The Burmese government promoted the agreement as proof that it is doing right by the Rohingya, a persecuted minority that is denied citizenship rights and freedom of movement in Burma. The United Nations has celebrated it as a major first step that would help secure the future of the Rohingya in Burma. 

But no outside observers are able to verify the claims: The agreement has been kept unusually secret. 

The three parties that signed the memorandum of understanding — the U.N. refugee agency, or UNHCR; the U.N. Development Program; and the Burmese government — have declined to make the text of the agreement available to those who have asked to see it, including journalists, other U.N. officials and U.N. donor countries such as the United States.

Nongovernmental organizations, including Refugees International, have urged that the text be made public and warned in a statement that “conditions for Rohingya in Myanmar remain appalling,” referring to Burma by its official name. A statement from about two dozen Rohingya organizations across the world also raised concerns about keeping the text secret.

“All previous records showed that the U.N. agencies, including UNHCR as the agent of the interest of the international community, could not provide adequate protection to the Rohingya returnees due to obstinacy of the Myanmar government,” the groups said. “We are intrinsically aware of the false promises of the Myanmar authorities who are characterized by cheating and brutality.”

A Western diplomat closely following the negotiations said the United Nations has withheld the text of the agreement at the request of the Burmese government and called the lack of transparency “problematic.” The diplomat, who was not authorized to discuss the issue publicly, spoke on the condition of anonymity.

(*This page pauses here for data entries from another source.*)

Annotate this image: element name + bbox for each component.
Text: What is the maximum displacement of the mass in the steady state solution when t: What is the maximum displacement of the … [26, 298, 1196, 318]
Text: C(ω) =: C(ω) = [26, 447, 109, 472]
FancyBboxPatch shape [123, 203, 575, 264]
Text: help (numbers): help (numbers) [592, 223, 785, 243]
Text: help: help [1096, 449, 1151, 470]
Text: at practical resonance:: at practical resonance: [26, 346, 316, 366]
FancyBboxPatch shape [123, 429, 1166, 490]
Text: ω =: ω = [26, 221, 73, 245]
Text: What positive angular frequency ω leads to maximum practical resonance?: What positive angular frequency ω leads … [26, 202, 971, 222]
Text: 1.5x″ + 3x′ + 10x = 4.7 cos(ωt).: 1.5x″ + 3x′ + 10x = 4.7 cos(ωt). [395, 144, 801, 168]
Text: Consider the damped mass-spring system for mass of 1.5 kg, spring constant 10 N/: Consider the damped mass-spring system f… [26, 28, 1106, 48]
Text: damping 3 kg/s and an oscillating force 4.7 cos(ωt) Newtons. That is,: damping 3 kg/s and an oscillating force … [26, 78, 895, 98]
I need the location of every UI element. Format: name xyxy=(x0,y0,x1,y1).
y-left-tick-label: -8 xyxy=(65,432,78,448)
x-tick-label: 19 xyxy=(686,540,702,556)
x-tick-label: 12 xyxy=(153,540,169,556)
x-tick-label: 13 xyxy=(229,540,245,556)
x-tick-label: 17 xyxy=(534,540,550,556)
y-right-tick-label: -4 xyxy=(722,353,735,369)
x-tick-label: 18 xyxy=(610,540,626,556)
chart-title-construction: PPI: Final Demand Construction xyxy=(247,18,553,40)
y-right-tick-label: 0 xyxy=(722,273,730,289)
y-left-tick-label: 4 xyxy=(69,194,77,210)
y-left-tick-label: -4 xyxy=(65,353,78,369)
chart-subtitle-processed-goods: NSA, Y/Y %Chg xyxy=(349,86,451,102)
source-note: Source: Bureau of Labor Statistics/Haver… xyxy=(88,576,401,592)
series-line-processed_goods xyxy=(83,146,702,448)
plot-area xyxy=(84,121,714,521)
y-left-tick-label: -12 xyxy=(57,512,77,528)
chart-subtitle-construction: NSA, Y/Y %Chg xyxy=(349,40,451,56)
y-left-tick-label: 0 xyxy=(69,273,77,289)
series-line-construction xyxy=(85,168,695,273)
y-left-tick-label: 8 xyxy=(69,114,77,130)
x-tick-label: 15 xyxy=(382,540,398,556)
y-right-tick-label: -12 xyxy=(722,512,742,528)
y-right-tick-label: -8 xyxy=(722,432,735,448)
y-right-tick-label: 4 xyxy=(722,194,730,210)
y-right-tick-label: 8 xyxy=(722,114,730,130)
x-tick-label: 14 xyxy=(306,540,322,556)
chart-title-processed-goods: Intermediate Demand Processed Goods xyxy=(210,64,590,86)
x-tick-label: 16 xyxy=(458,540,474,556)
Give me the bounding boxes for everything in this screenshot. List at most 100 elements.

A spokesman for the Burmese government could not be reached to comment. 

In response to questions from The Washington Post, Knut Ostby, the U.N. resident and humanitarian coordinator in Burma, said the UNHCR, the UNDP and Burma's government are in “discussion about publicly releasing the contents of the MoU.”

“Such a decision would require consent of all three parties,” he added.

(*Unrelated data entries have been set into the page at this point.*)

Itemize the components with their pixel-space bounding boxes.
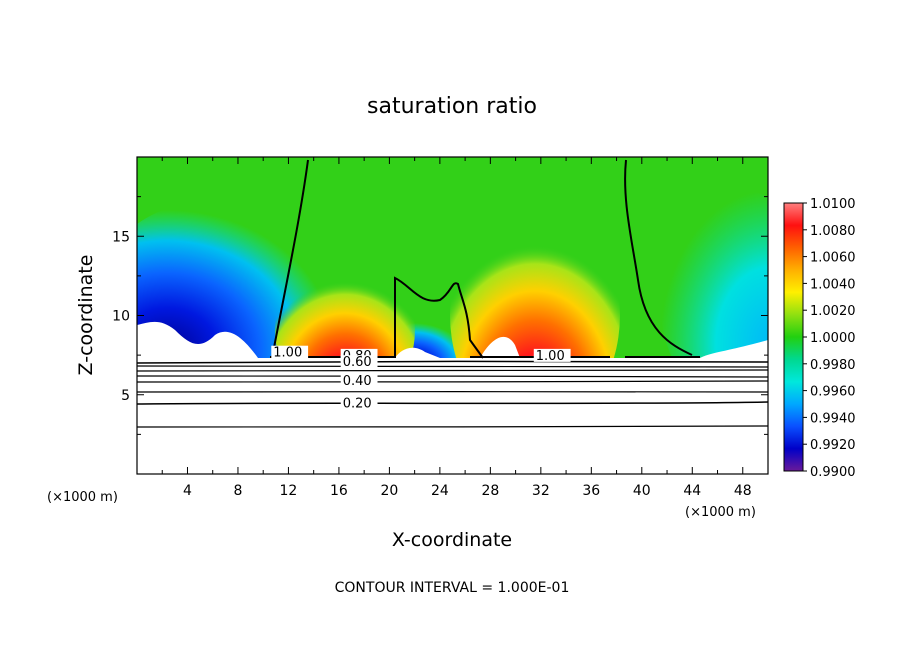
contour-label: 0.20: [343, 396, 372, 411]
colorbar-tick-label: 1.0080: [810, 224, 856, 239]
contour-label-bg: [340, 374, 378, 388]
x-unit-label-right: (×1000 m): [685, 505, 756, 520]
contour-line-0-20: [137, 401, 768, 405]
contour-label: 0.60: [343, 355, 372, 370]
x-tick-label: 48: [734, 483, 752, 499]
plot-area: 1.000.800.600.400.201.00: [137, 157, 768, 474]
colorbar-tick-label: 0.9920: [810, 438, 856, 453]
contour-line-1-00-right: [624, 159, 693, 356]
x-tick-label: 16: [330, 483, 348, 499]
contour-lines: [137, 159, 768, 428]
y-axis-label: Z-coordinate: [75, 255, 97, 376]
chart-title: saturation ratio: [367, 94, 537, 119]
contour-label: 0.40: [343, 374, 372, 389]
x-tick-label: 24: [431, 483, 449, 499]
y-tick-label: 10: [112, 309, 130, 325]
colorbar-tick-label: 1.0060: [810, 251, 856, 266]
contour-label-bg: [340, 355, 378, 369]
x-tick-label: 28: [481, 483, 499, 499]
x-tick-label: 32: [532, 483, 550, 499]
colorbar-tick-label: 0.9960: [810, 385, 856, 400]
colorbar-tick-label: 0.9940: [810, 411, 856, 426]
x-unit-label-left: (×1000 m): [47, 490, 118, 505]
contour-label-bg: [271, 345, 309, 359]
x-tick-label: 40: [633, 483, 651, 499]
colorbar: 1.0100 1.0080 1.0060 1.0040 1.0020 1.0000 0.99…: [783, 197, 856, 480]
colorbar-scale: [783, 202, 804, 472]
x-axis-label: X-coordinate: [392, 529, 512, 551]
y-axis-ticks: 5 10 15: [112, 196, 768, 435]
colorbar-tick-label: 0.9980: [810, 358, 856, 373]
contour-interval-note: CONTOUR INTERVAL = 1.000E-01: [335, 580, 570, 596]
colorbar-tick-label: 0.9900: [810, 465, 856, 480]
field-terrain-mask: [137, 321, 768, 474]
x-tick-label: 12: [280, 483, 298, 499]
y-tick-label: 5: [121, 388, 130, 404]
contour-label: 1.00: [273, 346, 302, 361]
colorbar-tick-label: 1.0000: [810, 331, 856, 346]
field-terrain-bump-3: [700, 340, 768, 358]
colorbar-ticks: 1.0100 1.0080 1.0060 1.0040 1.0020 1.0000 0.99…: [803, 197, 856, 480]
y-tick-label: 15: [112, 229, 130, 245]
colorbar-tick-label: 1.0040: [810, 277, 856, 292]
contour-label-bg: [533, 348, 571, 362]
contour-labels: 1.000.800.600.400.201.00: [271, 345, 571, 411]
x-tick-label: 4: [183, 483, 192, 499]
x-tick-label: 8: [233, 483, 242, 499]
colorbar-tick-label: 1.0020: [810, 304, 856, 319]
field-terrain-bump: [395, 347, 440, 358]
x-tick-label: 36: [582, 483, 600, 499]
x-axis-ticks: 4 8 12 16 20 24 28 32 36 40 44 48: [161, 157, 752, 499]
x-tick-label: 44: [683, 483, 701, 499]
x-tick-label: 20: [380, 483, 398, 499]
contour-label: 1.00: [536, 349, 565, 364]
contour-line-1-00: [271, 159, 309, 359]
contour-line-0-80: [137, 360, 768, 364]
contour-line-0-40: [137, 380, 768, 383]
colorbar-tick-label: 1.0100: [810, 197, 856, 212]
contour-line-1-00-center: [394, 276, 484, 359]
contour-label-bg: [340, 396, 378, 410]
contour-line-0-60: [137, 369, 768, 372]
field-terrain-bump-2: [480, 336, 520, 358]
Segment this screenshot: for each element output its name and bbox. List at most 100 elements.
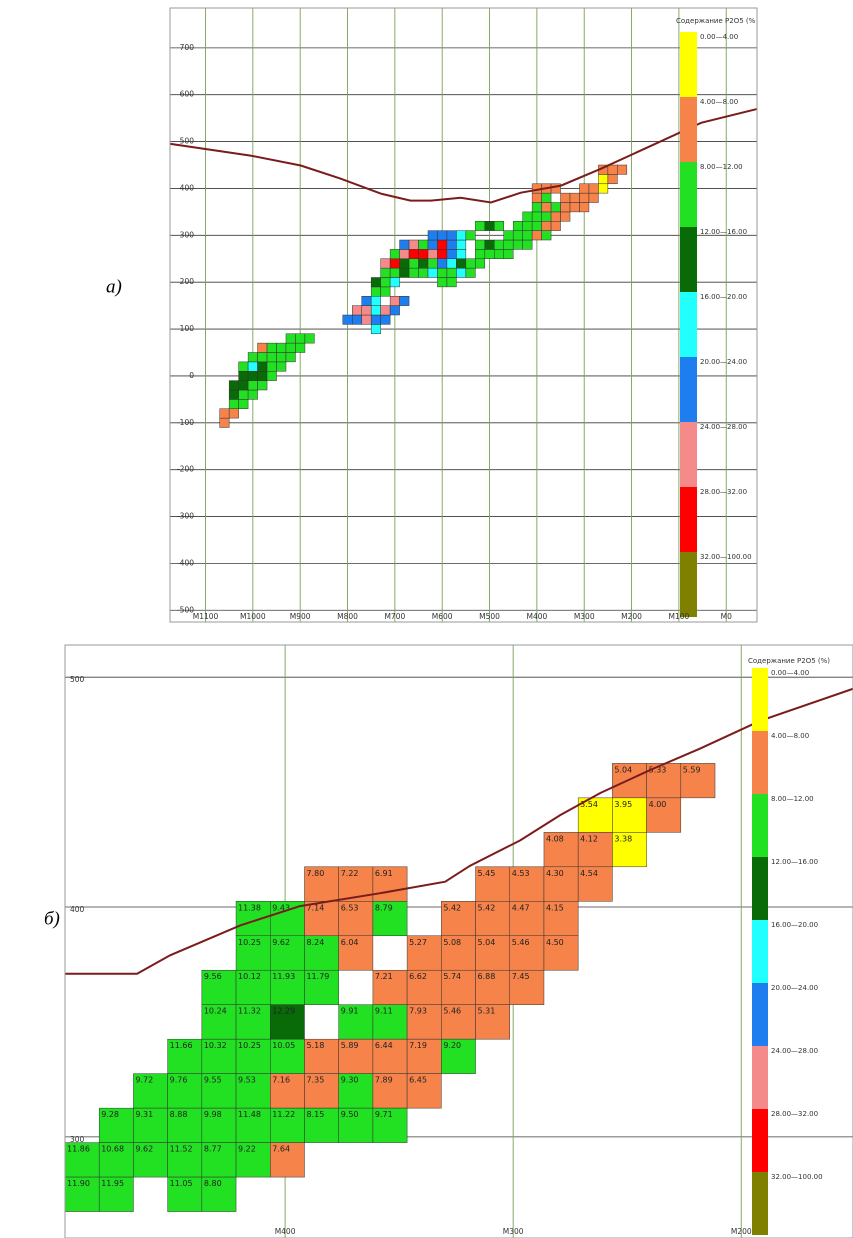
block xyxy=(569,202,580,213)
y-tick-label: 400 xyxy=(70,905,85,914)
block xyxy=(235,969,271,1005)
panel-label: а) xyxy=(106,276,122,297)
block xyxy=(247,370,258,381)
block xyxy=(579,202,590,213)
block xyxy=(65,1176,100,1212)
x-tick-label: M100 xyxy=(668,612,689,621)
block xyxy=(550,202,561,213)
block xyxy=(406,1073,442,1109)
block-value-label: 7.35 xyxy=(306,1076,324,1085)
block-value-label: 5.18 xyxy=(306,1041,324,1050)
y-tick-label: 300 xyxy=(70,1135,85,1144)
block xyxy=(441,969,476,1005)
legend-label: 24.00—28.00 xyxy=(771,1047,818,1055)
plot-background xyxy=(170,8,757,622)
x-tick-label: M500 xyxy=(479,612,500,621)
y-tick-label: 100 xyxy=(180,324,195,333)
block-value-label: 5.42 xyxy=(443,903,461,912)
block xyxy=(133,1142,168,1178)
block-value-label: 6.44 xyxy=(375,1041,393,1050)
block xyxy=(617,164,628,175)
block-value-label: 11.48 xyxy=(238,1110,261,1119)
block-value-label: 5.59 xyxy=(683,765,701,774)
legend-swatch xyxy=(752,983,768,1046)
block xyxy=(338,1073,374,1109)
block xyxy=(512,239,523,250)
block-value-label: 9.76 xyxy=(170,1076,188,1085)
block-value-label: 7.14 xyxy=(306,903,324,912)
legend-label: 32.00—100.00 xyxy=(771,1173,823,1181)
block xyxy=(531,192,542,203)
y-tick-label: 600 xyxy=(180,90,195,99)
block-value-label: 5.46 xyxy=(512,938,530,947)
y-tick-label: -300 xyxy=(177,512,194,521)
block xyxy=(465,258,476,269)
block-value-label: 10.68 xyxy=(101,1145,124,1154)
block xyxy=(361,296,372,306)
block xyxy=(503,239,514,250)
block-value-label: 3.54 xyxy=(580,800,598,809)
block xyxy=(65,1142,100,1178)
block xyxy=(238,380,249,391)
block xyxy=(512,230,523,241)
block-value-label: 8.79 xyxy=(375,903,393,912)
legend-swatch xyxy=(680,487,697,552)
block-value-label: 10.32 xyxy=(204,1041,227,1050)
block xyxy=(266,370,277,381)
block xyxy=(512,221,523,231)
block-value-label: 4.12 xyxy=(580,834,598,843)
block xyxy=(588,183,599,194)
block-value-label: 5.08 xyxy=(443,938,461,947)
block xyxy=(338,901,374,937)
block-value-label: 5.74 xyxy=(443,972,461,981)
block-value-label: 6.53 xyxy=(341,903,359,912)
block xyxy=(406,969,442,1005)
block xyxy=(437,230,448,241)
block xyxy=(285,352,296,363)
y-tick-label: 300 xyxy=(180,230,195,239)
block xyxy=(295,333,306,344)
legend-label: 0.00—4.00 xyxy=(700,33,738,41)
block xyxy=(266,352,277,363)
block xyxy=(446,258,457,269)
block xyxy=(408,267,419,278)
block xyxy=(543,866,579,902)
block-value-label: 11.79 xyxy=(306,972,329,981)
block-value-label: 10.05 xyxy=(272,1041,295,1050)
block xyxy=(276,342,287,353)
block-value-label: 6.91 xyxy=(375,869,393,878)
block-value-label: 5.04 xyxy=(614,765,632,774)
block-value-label: 9.91 xyxy=(341,1007,359,1016)
block-value-label: 4.54 xyxy=(580,869,598,878)
legend-swatch xyxy=(680,292,697,357)
block-value-label: 9.11 xyxy=(375,1007,393,1016)
block-value-label: 11.52 xyxy=(170,1145,193,1154)
block xyxy=(522,221,533,231)
block-value-label: 9.55 xyxy=(204,1076,222,1085)
block xyxy=(201,1107,237,1143)
block-value-label: 9.31 xyxy=(135,1110,153,1119)
block xyxy=(380,258,391,269)
block xyxy=(408,258,419,269)
legend-label: 0.00—4.00 xyxy=(771,669,809,677)
block-value-label: 9.56 xyxy=(204,972,222,981)
x-tick-label: M0 xyxy=(721,612,732,621)
block-value-label: 6.45 xyxy=(409,1076,427,1085)
block-value-label: 4.47 xyxy=(512,903,530,912)
block-value-label: 7.89 xyxy=(375,1076,393,1085)
block xyxy=(475,866,510,902)
block xyxy=(352,314,362,325)
block xyxy=(522,239,533,250)
block xyxy=(338,935,374,971)
block xyxy=(607,164,618,175)
x-tick-label: M700 xyxy=(384,612,405,621)
block xyxy=(446,267,457,278)
block-value-label: 7.80 xyxy=(306,869,324,878)
block xyxy=(370,277,381,288)
legend-swatch xyxy=(752,668,768,731)
block xyxy=(475,221,486,231)
block-value-label: 11.32 xyxy=(238,1007,261,1016)
plot-area: 0.00—4.00 4.00—8.00 8.00—12.00 12.00—16.00 1… xyxy=(170,8,757,622)
block xyxy=(235,1142,271,1178)
block xyxy=(372,1038,408,1074)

Negotiations between the U.N. agencies and the Burmese government took about four months, with especially heated discussions about the issues of citizenship and identity for the Rohingya. Most Burmese, including Aung San Suu Kyi and other government officials, do not even use the term “Rohingya.” The U.N. news release on the resettlement agreement referred to the group as “refugees in Bangladesh.”

Ostby said in an interview before the signing of the agreement last week that both sides eventually agreed that the Rohingya need to have “an identity and need to exist as normal people.”

He also said that the agreement specifies that the Rohingya need to be able to live in safety and be provided basic services, including access to work and shelter. “We have requested and agreed that there should be a clear and predictable pathway to citizenship,” Ostby said.

But no details have been provided by the United Nations, which will not be handling the citizenship verification process, or the Burmese government. And a statement from Suu Kyi’s office on the repatriation agreement simply refers to the Rohingya community as “displaced persons” rather than using the word “Rohingya.”

In an interview with the Japanese broadcaster NHK, Suu Kyi pointed to the agreement as a sign that Burma's government has “carried out all [their] responsibilities” toward the refugees, and she urged the international community to study its text — the same text that has not been made public.

The Rohingya refugees themselves doubt that the government can ensure their safety. Many fled amid atrocities that allegedly included rape, torture and extrajudicial killings at the hands of the Burmese military, carried out in response to attacks by a militant group on police posts in Rakhine state.

The United Nations has not negotiated with the refugees themselves on the terms of their resettlement but says it can do so now because it will be granted access to northern Rakhine, where the attacks occurred. The area was all but sealed off after the violence in August.

“We have not been in a position to negotiate with refugees before this, but UNHCR will now be in a position to have these conversations,” Ostby added.